School refusal isn’t just an invented pathology among over-indulged American kids, either. Kearney says he gets calls from educators and practitioners from around world. “We’ve heard from people in Japan, China, Sweden, Denmark, Canada,” he says. “School refusal seems to be pretty universal.”
Why a particular child develops school refusal can be difficult to untangle. The causes can include psychological, developmental, and external factors like bullying — either alone or in combination. According to Kearney, most cases appear around the beginning of middle school. “Kids are going through the upheaval of puberty at the same time that they’re facing bigger challenges, both academically and socially. It’s a perfect storm,” he says.

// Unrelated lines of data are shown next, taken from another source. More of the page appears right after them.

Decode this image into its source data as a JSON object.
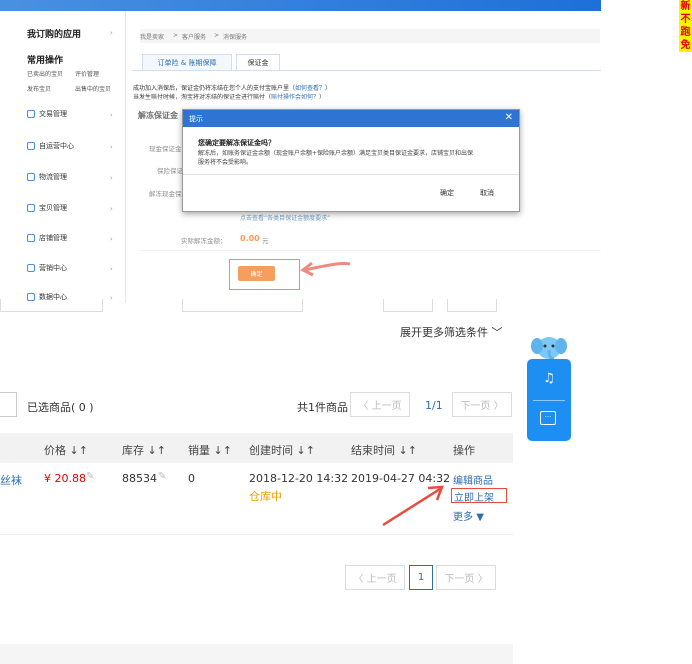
{
  "sidebar": {
    "my_apps": "我订购的应用",
    "common_ops": "常用操作",
    "quick_links": [
      "已卖出的宝贝",
      "评价管理",
      "发布宝贝",
      "出售中的宝贝"
    ],
    "items": [
      {
        "label": "交易管理",
        "icon": "trade-icon"
      },
      {
        "label": "自运营中心",
        "icon": "chat-icon"
      },
      {
        "label": "物流管理",
        "icon": "truck-icon"
      },
      {
        "label": "宝贝管理",
        "icon": "bag-icon"
      },
      {
        "label": "店铺管理",
        "icon": "store-icon"
      },
      {
        "label": "营销中心",
        "icon": "marketing-icon"
      },
      {
        "label": "数据中心",
        "icon": "data-icon"
      }
    ]
  },
  "breadcrumb": [
    "我是卖家",
    "客户服务",
    "消保服务"
  ],
  "tabs": [
    "订单险 & 账期保障",
    "保证金"
  ],
  "notice": {
    "line1": "成功加入消保后，保证金仍将冻结在您个人的支付宝账户里（",
    "link1": "如何查看？",
    "line2": "当发生赔付时候，淘宝将对冻结的保证金进行赔付（",
    "link2": "赔付操作会如何？"
  },
  "section_title": "解冻保证金",
  "form": {
    "label_current": "现金保证金",
    "label_insurance": "保险保证",
    "label_unfreeze": "解冻现金保",
    "link_requirements": "点击查看“各类目保证金额度要求”",
    "actual_label": "实际解冻金额：",
    "actual_amount": "0.00",
    "actual_unit": "元",
    "confirm_label": "确定"
  },
  "dialog": {
    "title": "提示",
    "question": "您确定要解冻保证金吗？",
    "desc_line1": "解冻后，如账务保证金余额（现金账户余额+保险账户余额）满足宝贝类目保证金要求，店铺宝贝和出保",
    "desc_line2": "服务将不会受影响。",
    "ok": "确定",
    "cancel": "取消"
  },
  "list": {
    "more_filters": "展开更多筛选条件",
    "selected": "已选商品( 0 )",
    "total": "共1件商品",
    "prev": "上一页",
    "page": "1/1",
    "next": "下一页",
    "headers": [
      "价格",
      "库存",
      "销量",
      "创建时间",
      "结束时间",
      "操作"
    ],
    "row": {
      "title_tail": "丝袜",
      "price": "¥ 20.88",
      "stock": "88534",
      "sales": "0",
      "created": "2018-12-20 14:32",
      "status": "仓库中",
      "ended": "2019-04-27 04:32",
      "edit": "编辑商品",
      "list_now": "立即上架",
      "more": "更多"
    },
    "bottom_prev": "上一页",
    "bottom_page": "1",
    "bottom_next": "下一页"
  },
  "side_ad": [
    "新",
    "不",
    "跑",
    "免"
  ],
  "colors": {
    "accent": "#2d74d3",
    "orange": "#f26b0b",
    "red": "#e84c3d",
    "float": "#1e8ff2"
  }
}
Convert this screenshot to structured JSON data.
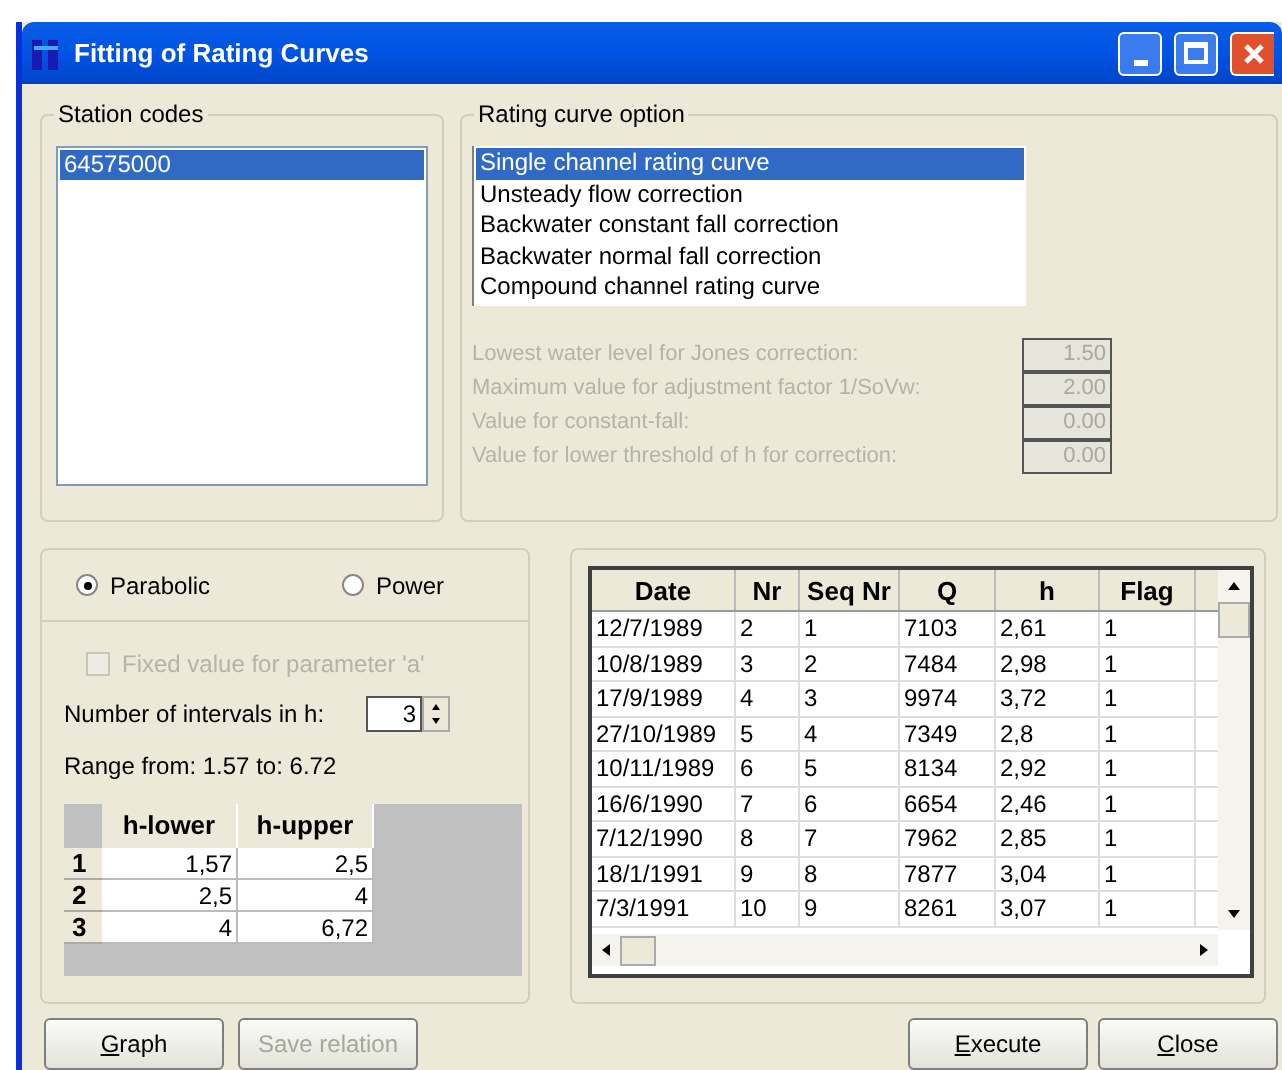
{
  "window": {
    "title": "Fitting of Rating Curves"
  },
  "station_codes": {
    "label": "Station codes",
    "items": [
      {
        "label": "64575000",
        "selected": true
      }
    ]
  },
  "rating_curve_option": {
    "label": "Rating curve option",
    "items": [
      {
        "label": "Single channel rating curve",
        "selected": true
      },
      {
        "label": "Unsteady flow correction",
        "selected": false
      },
      {
        "label": "Backwater constant fall correction",
        "selected": false
      },
      {
        "label": "Backwater normal fall correction",
        "selected": false
      },
      {
        "label": "Compound channel rating curve",
        "selected": false
      }
    ],
    "parameters": [
      {
        "label": "Lowest water level for Jones correction:",
        "value": "1.50",
        "disabled": true
      },
      {
        "label": "Maximum value for adjustment factor 1/SoVw:",
        "value": "2.00",
        "disabled": true
      },
      {
        "label": "Value  for constant-fall:",
        "value": "0.00",
        "disabled": true
      },
      {
        "label": "Value for lower threshold of h for correction:",
        "value": "0.00",
        "disabled": true
      }
    ]
  },
  "curve_type": [
    {
      "label": "Parabolic",
      "selected": true
    },
    {
      "label": "Power",
      "selected": false
    }
  ],
  "fixed_parameter": {
    "label": "Fixed value for parameter 'a'",
    "checked": false,
    "disabled": true
  },
  "intervals": {
    "label": "Number of intervals in h:",
    "value": "3"
  },
  "range": {
    "from_label": "Range from:",
    "from": "1.57",
    "to_label": "to:",
    "to": "6.72"
  },
  "interval_grid": {
    "columns": [
      "h-lower",
      "h-upper"
    ],
    "rows": [
      {
        "nr": "1",
        "cells": [
          "1,57",
          "2,5"
        ]
      },
      {
        "nr": "2",
        "cells": [
          "2,5",
          "4"
        ]
      },
      {
        "nr": "3",
        "cells": [
          "4",
          "6,72"
        ]
      }
    ]
  },
  "table": {
    "columns": [
      "Date",
      "Nr",
      "Seq Nr",
      "Q",
      "h",
      "Flag"
    ],
    "rows": [
      [
        "12/7/1989",
        "2",
        "1",
        "7103",
        "2,61",
        "1"
      ],
      [
        "10/8/1989",
        "3",
        "2",
        "7484",
        "2,98",
        "1"
      ],
      [
        "17/9/1989",
        "4",
        "3",
        "9974",
        "3,72",
        "1"
      ],
      [
        "27/10/1989",
        "5",
        "4",
        "7349",
        "2,8",
        "1"
      ],
      [
        "10/11/1989",
        "6",
        "5",
        "8134",
        "2,92",
        "1"
      ],
      [
        "16/6/1990",
        "7",
        "6",
        "6654",
        "2,46",
        "1"
      ],
      [
        "7/12/1990",
        "8",
        "7",
        "7962",
        "2,85",
        "1"
      ],
      [
        "18/1/1991",
        "9",
        "8",
        "7877",
        "3,04",
        "1"
      ],
      [
        "7/3/1991",
        "10",
        "9",
        "8261",
        "3,07",
        "1"
      ]
    ]
  },
  "left_buttons": [
    {
      "label": "Graph",
      "disabled": false
    },
    {
      "label": "Save relation",
      "disabled": true
    }
  ],
  "right_buttons": [
    {
      "label": "Execute",
      "disabled": false
    },
    {
      "label": "Close",
      "disabled": false
    }
  ]
}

But younger kids refuse school, too. According to educational consultant James Dillon, a former elementary school principal and author of No Place for Bullying, the reason for school refusal in the younger grades is typically developmental. A number of his students began refusing school at the age of nine or 10. “That’s the age when kids start figuring out that their parents have separate identities and that bad things can happen to people,” Dillon explains. “Some kids become overwhelmed with fear that something is going to happen to their parents when they are at school. They panic and cling to their parents and don’t want to go to school.”
Dillon says most of the students who developed school refusal weren’t unpopular or emotionally fragile. “These were kids who had a generally positive school experience,” he says. “Their parents would say, ‘What did I do wrong?’ But school refusal doesn’t have a single cause. It isn’t necessarily linked to a divorce or other problems at home. It just happens, and trying to identify a specific cause isn’t particularly productive.”
However, external circumstances at school, particularly bullying, can also trigger the problem — and in that case, it's essential to get to the bottom of the issue. Dillon points out that for some tweens and teens, school refusal may be a rational reaction to an intolerable situation. “If a child is suffering peer abuse and bullying every day — and I don’t think adults realize how painful that can be — the best way for that child to protect himself is to not go to school.”